Maximum Length of Command Line String

As @Sugrue I'm also digging out an old thread.

To explain why there is 32768 (I think it should be 32767, but lets believe experimental testing result) characters limitation we need to dig into Windows API.

No matter how you launch program with command line arguments it goes to ShellExecute, CreateProcess or any extended their version. These APIs basically wrap other NT level API that are not officially documented. As far as I know these calls wrap NtCreateProcess, which requires OBJECT_ATTRIBUTES structure as a parameter, to create that structure InitializeObjectAttributes is used. In this place we see UNICODE_STRING. So now lets take a look into this structure:

typedef struct _UNICODE_STRING {
    USHORT Length;
    USHORT MaximumLength;
    PWSTR  Buffer;
} UNICODE_STRING;

It uses USHORT (16-bit length [0; 65535]) variable to store length. And according this, length indicates size in bytes, not characters. So we have: 65535 / 2 = 32767 (because WCHAR is 2 bytes long).

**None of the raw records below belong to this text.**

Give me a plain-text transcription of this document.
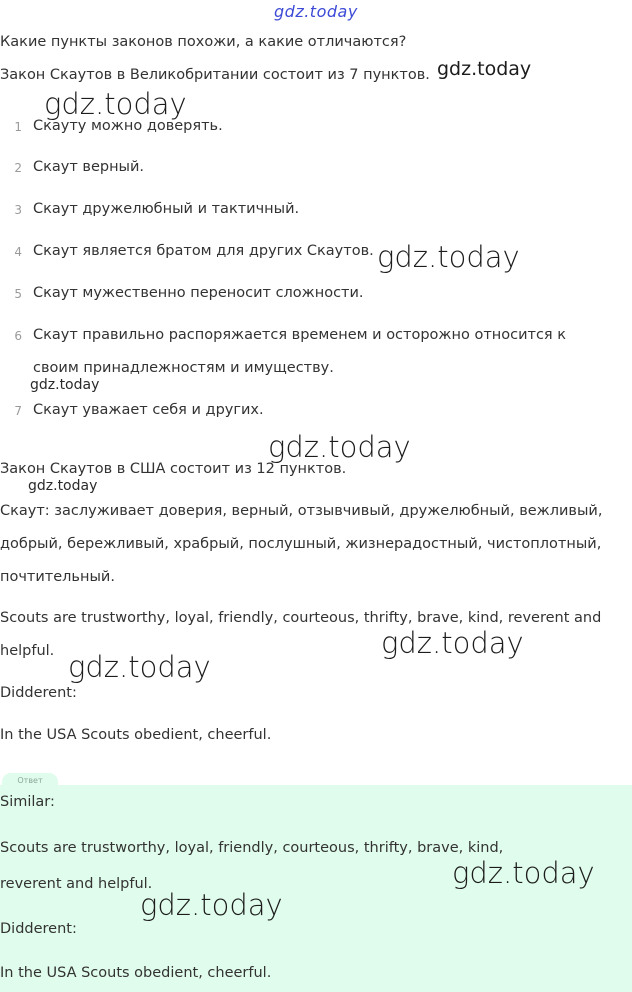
gdz.today
Какие пункты законов похожи, а какие отличаются?
Закон Скаутов в Великобритании состоит из 7 пунктов. gdz.today
gdz.today
1 Скауту можно доверять.
2 Скаут верный.
3 Скаут дружелюбный и тактичный.
4 Скаут является братом для других Скаутов.
5 Скаут мужественно переносит сложности.
6 Скаут правильно распоряжается временем и осторожно относится к
своим принадлежностям и имуществу.
7 Скаут уважает себя и других.
gdz.today
gdz.today
gdz.today
Закон Скаутов в США состоит из 12 пунктов.
gdz.today
Скаут: заслуживает доверия, верный, отзывчивый, дружелюбный, вежливый,
добрый, бережливый, храбрый, послушный, жизнерадостный, чистоплотный,
почтительный.
Scouts are trustworthy, loyal, friendly, courteous, thrifty, brave, kind, reverent and
helpful.	gdz.today
gdz.today
Didderent:
In the USA Scouts obedient, cheerful.
Ответ
Similar:
Scouts are trustworthy, loyal, friendly, courteous, thrifty, brave, kind,
reverent and helpful.	gdz.today
gdz.today
Didderent:
In the USA Scouts obedient, cheerful.
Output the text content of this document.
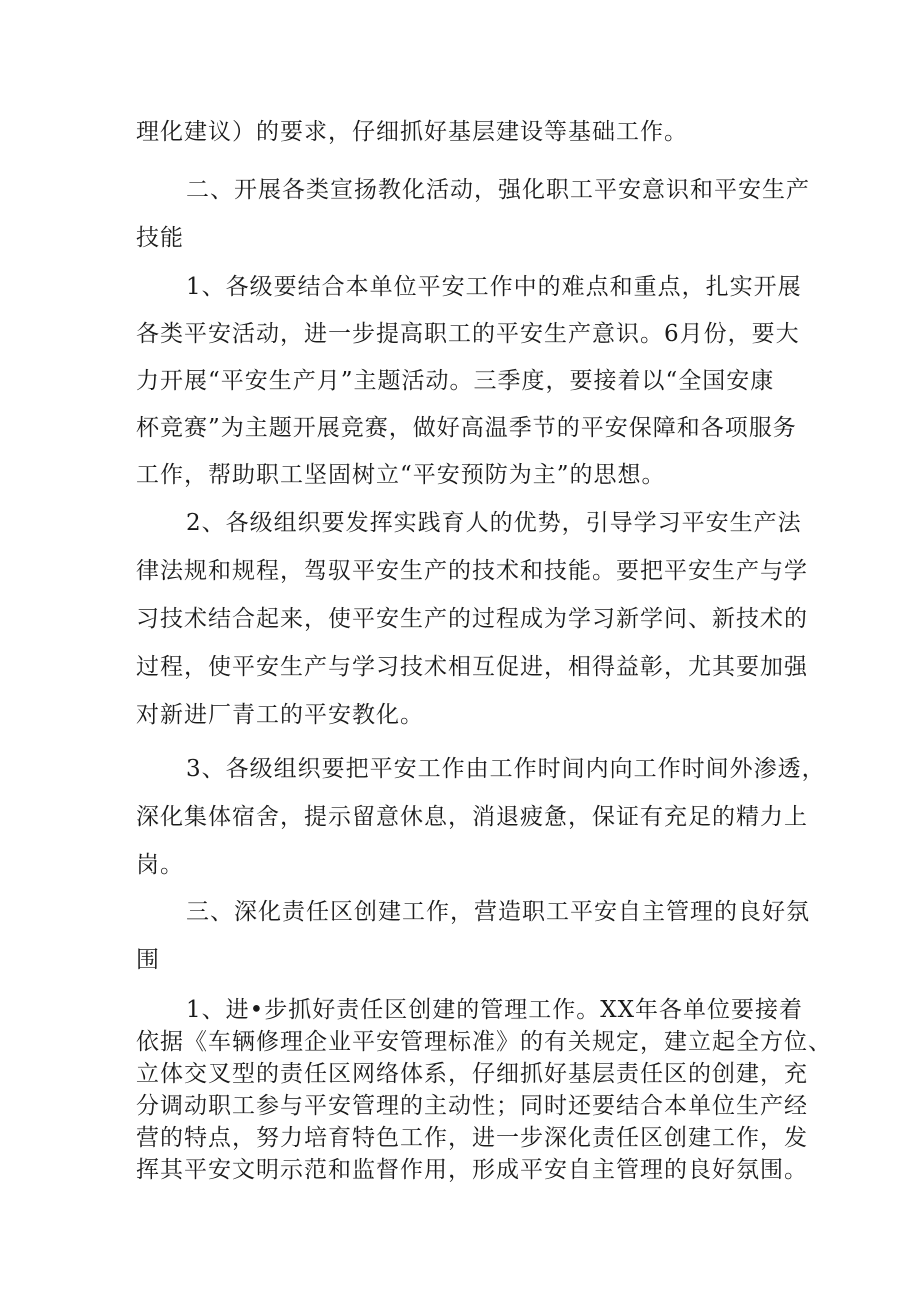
理化建议）的要求，仔细抓好基层建设等基础工作。
二、开展各类宣扬教化活动，强化职工平安意识和平安生产
技能
1、各级要结合本单位平安工作中的难点和重点，扎实开展
各类平安活动，进一步提高职工的平安生产意识。6月份，要大
力开展“平安生产月”主题活动。三季度，要接着以“全国安康
杯竞赛”为主题开展竞赛，做好高温季节的平安保障和各项服务
工作，帮助职工坚固树立“平安预防为主”的思想。
2、各级组织要发挥实践育人的优势，引导学习平安生产法
律法规和规程，驾驭平安生产的技术和技能。要把平安生产与学
习技术结合起来，使平安生产的过程成为学习新学问、新技术的
过程，使平安生产与学习技术相互促进，相得益彰，尤其要加强
对新进厂青工的平安教化。
3、各级组织要把平安工作由工作时间内向工作时间外渗透，
深化集体宿舍，提示留意休息，消退疲惫，保证有充足的精力上
岗。
三、深化责任区创建工作，营造职工平安自主管理的良好氛
围
1、进•步抓好责任区创建的管理工作。XX年各单位要接着
依据《车辆修理企业平安管理标准》的有关规定，建立起全方位、
立体交叉型的责任区网络体系，仔细抓好基层责任区的创建，充
分调动职工参与平安管理的主动性；同时还要结合本单位生产经
营的特点，努力培育特色工作，进一步深化责任区创建工作，发
挥其平安文明示范和监督作用，形成平安自主管理的良好氛围。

There are a few steps to dig into this number, but I hope it is clear.


Also, to support @sunetos answer what is accepted. 8191 is a maximum number allowed to be entered into cmd.exe, if you exceed this limit, The input line is too long. error is generated. So, answer is correct despite the fact that cmd.exe is not the only way to pass arguments for new process.


Sorry for digging out an old thread, but I think sunetos' answer isn't correct (or isn't the full answer). I've done some experiments (using ProcessStartInfo in c#) and it seems that the 'arguments' string for a commandline command is limited to 2048 characters in XP and 32768 characters in Win7. I'm not sure what the 8191 limit refers to, but I haven't found any evidence of it yet.


From the Microsoft documentation: Command prompt (Cmd. exe) command-line string limitation

On computers running Microsoft Windows XP or later, the maximum length of the string that you can use at the command prompt is 8191 characters.